Im 19. Jahrhundert schrieb der Breslauer Dichter August Kopisch ein Märchen, in dem jemand in Köln den Leuten nachts die zu erledigende Arbeit abnahm. Niemand konnte jedoch sagen, wer genau das war, da diese dienstbaren Gesellen ebenso unbemerkt verschwanden, wie sie zuvor erschienen waren und die Arbeit verrichtet hatten. Bis die neugierige Gattin eines Schneiders das Geheimnis mittels einer List aufdeckte: ausgelegte Erbsen brachten die herbeikommenden Heinzelmännchen zum Stolpern und der Lärm führte zu deren Entdeckung. Die Heinzelmännchen konnten dann zwar fliehen, erschienen danach aber nie wieder. Auch unsere Arbeit wäre ohne den Einsatz von Heinzelmännchen ungleich schwieriger, nur wirken unsere Heinzelmännchen nicht im Verborgenen, sondern ganz offiziell und haben einen Namen: die Zivildienstleistenden oder – wie wir alle sagen – die Zivis. Lesen Sie zwei Berichte, wie sich das Engagement bei uns aus deren Sicht darstellt:


Wäre „Daheim in unserem Viertel“ im Duden definiert, wäre es wohl beschrieben als ein Synonym für: „Wir verlegen Ihnen gerne Kunstrasen auf dem Balkon!“; „Ob wir Möbelpacker haben? – Äh Zivis, ja!“; „IKEA Möbel? – Sogar die bauen wir zusammen, der Zivi hat eh einen neuen Werkzeugkasten.“; „Neue Wohnzimmerlampen? – Ja, wir schicken Ihnen unseren Elektro-Zivi äh –Installateur vorbei.“

Immer dann, wenn eine liebenswerte alte Dame bemerkt, dass ihr Kühlschrank gänzlich leer ist und sich ihre Lebensmittelvorräte auf 200g Margarine und 4 Teebeutel beschränken, klingeln beim CBF die Alarmglocken und die Einkauf-Zivis schwärmen aus. Wie die Heinzelmännchen laden sie ihre Klienten mit und ohne Rollstuhl ins CBF-Mobil und sorgen dafür, dass diese vollen Zugriff auf das Sortiment von Edeka, Aldi und Co haben.
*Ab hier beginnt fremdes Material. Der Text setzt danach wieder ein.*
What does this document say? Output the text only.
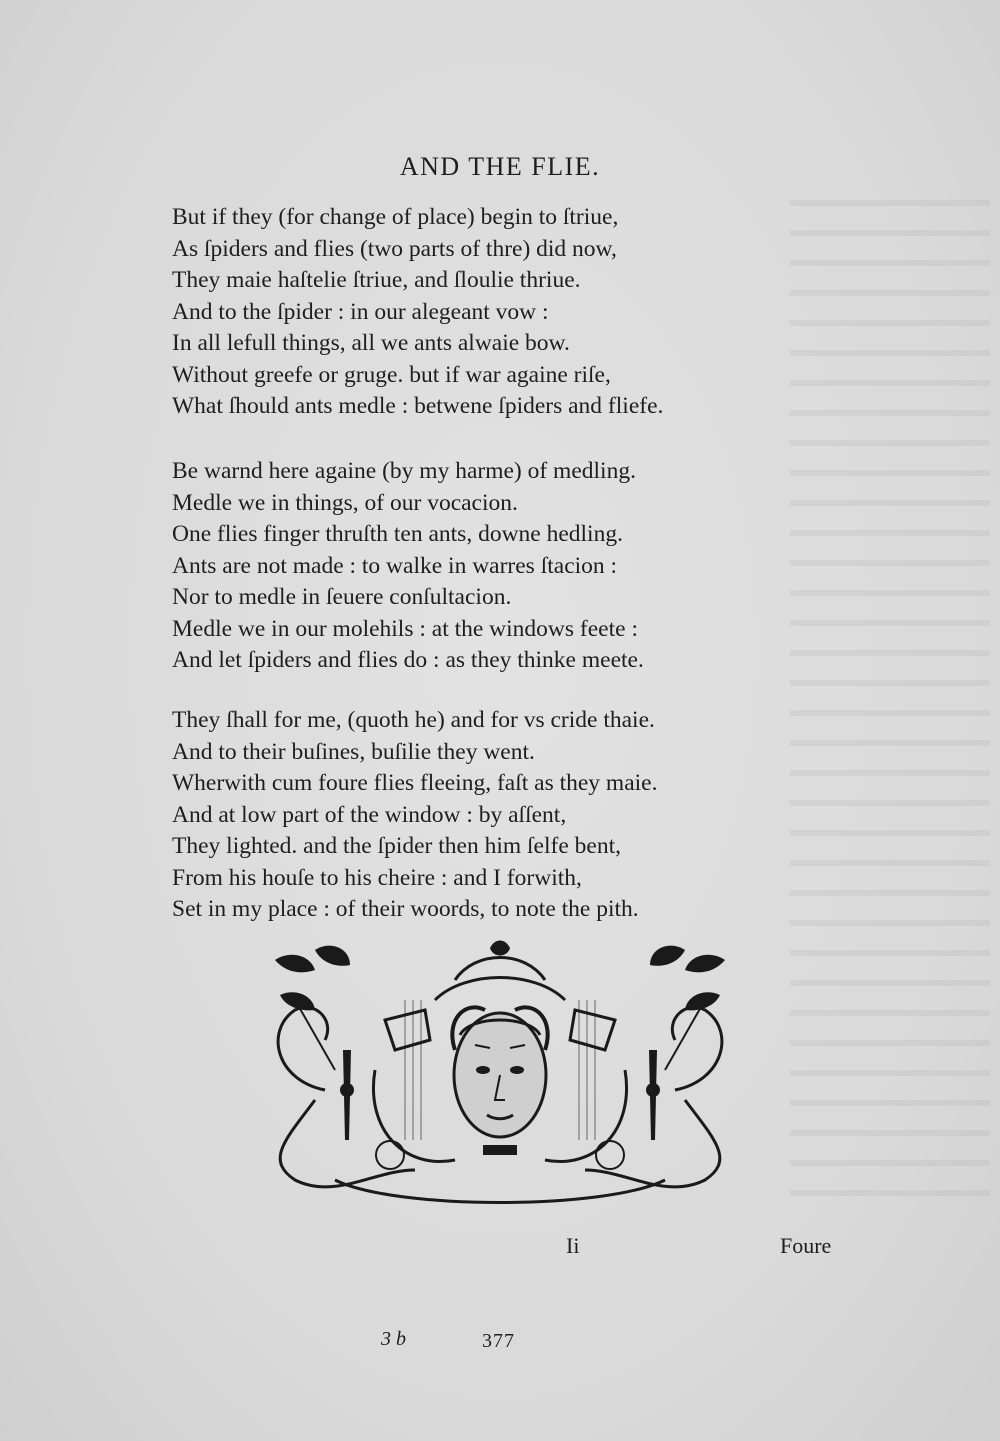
AND THE FLIE.
But if they (for change of place) begin to ſtriue,
As ſpiders and flies (two parts of thre) did now,
They maie haſtelie ſtriue, and ſloulie thriue.
And to the ſpider : in our alegeant vow :
In all lefull things, all we ants alwaie bow.
Without greefe or gruge. but if war againe riſe,
What ſhould ants medle : betwene ſpiders and fliefe.
Be warnd here againe (by my harme) of medling.
Medle we in things, of our vocacion.
One flies finger thruſth ten ants, downe hedling.
Ants are not made : to walke in warres ſtacion :
Nor to medle in ſeuere conſultacion.
Medle we in our molehils : at the windows feete :
And let ſpiders and flies do : as they thinke meete.
They ſhall for me, (quoth he) and for vs cride thaie.
And to their buſines, buſilie they went.
Wherwith cum foure flies fleeing, faſt as they maie.
And at low part of the window : by aſſent,
They lighted. and the ſpider then him ſelfe bent,
From his houſe to his cheire : and I forwith,
Set in my place : of their woords, to note the pith.
Ii	Foure
3 b	377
Wegen Osteoporose muss dann auch mal die Kassiererin auf ihren Drehstuhl verzichten und im Stehen kassieren. Doch nicht nur für den Einkauf werden die Allzweck-Zivis eingesetzt, sondern auch um verlorene Weihnachtsgeschenke wieder zu finden. So befand sich die Perlenkette für die Tochter dann in der Ecke eines Schrankfaches, welches sich weit über der Sichthöhe der lieben alten Frau befand...
Gerne werden Zivis auch ohne Waffen in den Krieg geschickt und sollen Vorhangstangen ohne Bohrmaschine, Wasserwaage oder ähnliche Mittel installieren. Doch auch derartige Aufgaben werden dann mit einer Werkzeug-Kollekte im Viertel gemeistert.
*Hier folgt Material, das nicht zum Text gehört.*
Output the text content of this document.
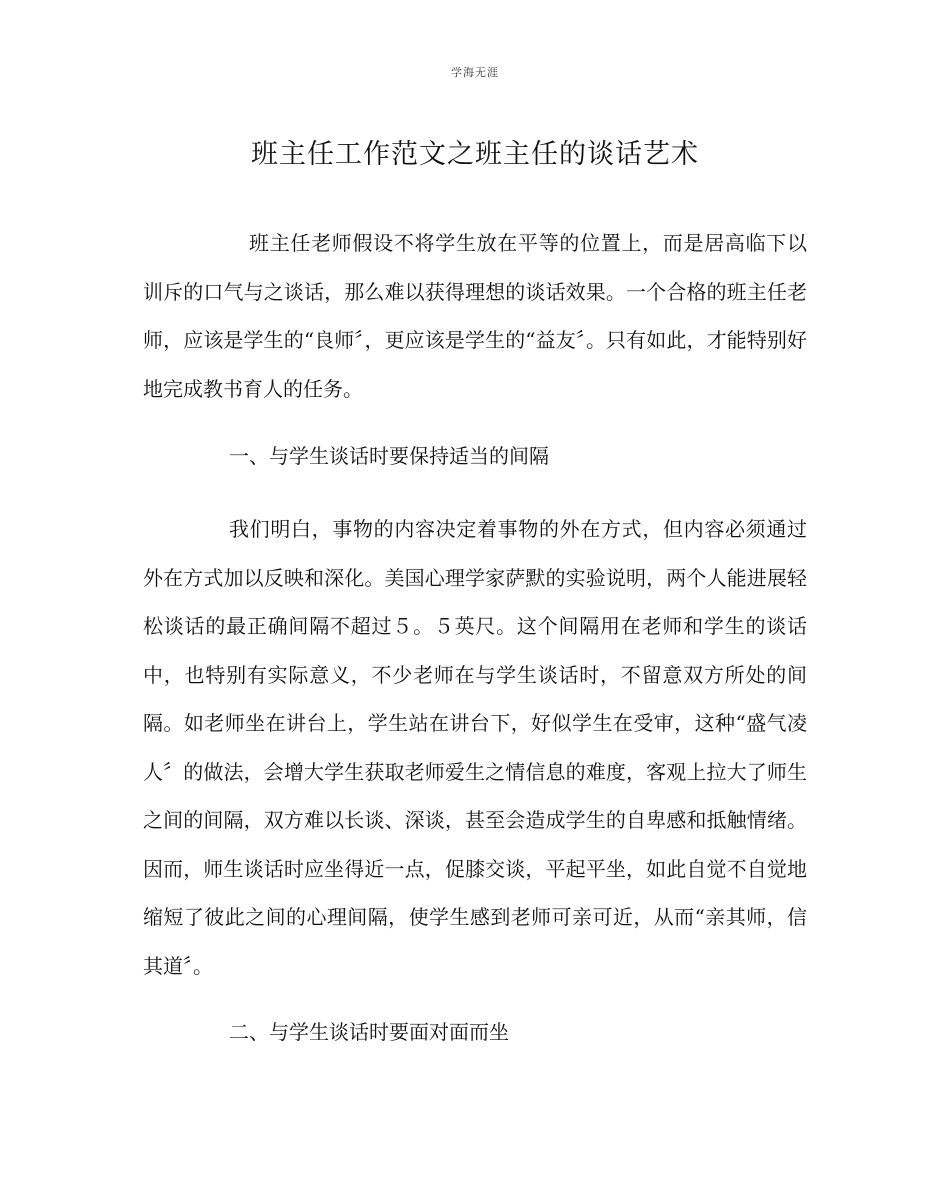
学海无涯
班主任工作范文之班主任的谈话艺术

班主任老师假设不将学生放在平等的位置上，而是居高临下以训斥的口气与之谈话，那么难以获得理想的谈话效果。一个合格的班主任老师，应该是学生的“良师〞，更应该是学生的“益友〞。只有如此，才能特别好地完成教书育人的任务。

一、与学生谈话时要保持适当的间隔

我们明白，事物的内容决定着事物的外在方式，但内容必须通过外在方式加以反映和深化。美国心理学家萨默的实验说明，两个人能进展轻松谈话的最正确间隔不超过５。５英尺。这个间隔用在老师和学生的谈话中，也特别有实际意义，不少老师在与学生谈话时，不留意双方所处的间隔。如老师坐在讲台上，学生站在讲台下，好似学生在受审，这种“盛气凌人〞的做法，会增大学生获取老师爱生之情信息的难度，客观上拉大了师生之间的间隔，双方难以长谈、深谈，甚至会造成学生的自卑感和抵触情绪。因而，师生谈话时应坐得近一点，促膝交谈，平起平坐，如此自觉不自觉地缩短了彼此之间的心理间隔，使学生感到老师可亲可近，从而“亲其师，信其道〞。

二、与学生谈话时要面对面而坐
Der Trend in der heutigen Zivildienstarbeit geht allerdings in Richtung „Neugestaltung des Balkongesamterscheinungsbildes“. Ein wenig Kunstrasen hier, farbige Balkongitterstoffe da, ein bisschen aufräumen und als i-Tüpfelchen frische Kunststoffblumen machen Balkonbesitzer restlos glücklich. Nachdem die Balkone wieder in neuem Glanz erstrahlen, ist die alte Couchgarnitur aus Echtleder und Massivholz noch ein Dorn im Auge. Doch wo ein Wille ist, ist auch ein Zivi. Und dieser schont weder seine Bandscheiben, noch die Zimmereinrichtung. Obwohl Langzeitfolgen nicht absehbar sind, überleben beide die Operation „Zu große Couch durch zu kleines Treppenhaus“.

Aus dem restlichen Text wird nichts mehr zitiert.